Some pieces have been the company’s repertoire for decades while another makes its debut as part of Becoming at 7 p.m. April 28 at the Imperial Theatre.
“It runs the whole gamut,” said Zanne Colton, one of the company’s directors. “There’s something for everyone.”
Dans le Bois is one of those favorites making its return to the stage after 16 years. It’s a pas de deux inspired by a day in Paris during the 1890s.
“It’s a very old-fashioned, well-crafted piece,” she said.
This dance has special meaning as it was one of the first pieces that the late Ron Colton, who founded the company, performed in Augusta. It was given to him by Stanley Zompakos, who was a soloist for Ballet Russe de Monte Carlo and New York City Ballet, under the legendary George Balanchine.
Zompakos, who died in 2012, choreographed many ballets for companies in the Southeast during his career and was responsible for bringing Colton to Augusta.
Ron Colton debuted Dans le Bois in 1965 as the Hazar with Zanne Colton as Can-Can dancer and Bon Ellis as Coquette.
“It’s a fun piece,” Zanne Colton said.
Another work being performed again is Saudad Amore choreographed by Amanda Hulen in 2013. Last performed in 2018, it will feature John Mingle and Madison Ryan of the Alabama Ballet.
Mingle and Ryan will bring a classical work to the Imperial stage as well — the pas de deux from Don Quixote.
That work is in stark contrast to Valerie Grieg’s A Place to Dance which hasn’t been seen since the 1980s.

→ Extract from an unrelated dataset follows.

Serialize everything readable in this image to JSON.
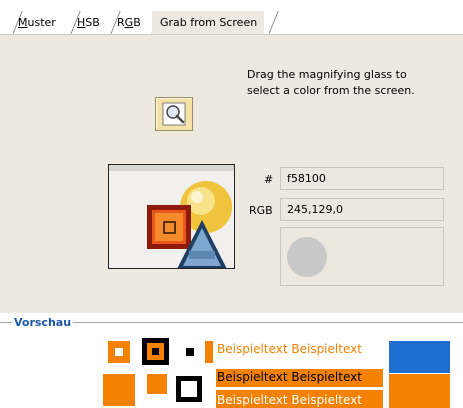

It marries the art of dance with athleticism to the music of Johann Sebastian Bach. A Place to Dance was chosen for the Andrew M. Mellon Choreographic List.
Debuting during the performance will be a piece called Becoming Her by Caitlin McCormick Phibbs, a former Colton Ballet dancer.
Now a resident of Charleston, S.C., she’s returned home several times to set works on dancers at Colton. Becoming Her shows the various stages in a woman’s life from childhood to being in love to becoming a mature woman who has come into her own.
“There are five different solos,” Colton said.
Each dancer focuses on one moment in time.
Tickets for Becoming are available at the Imperial Theatre website.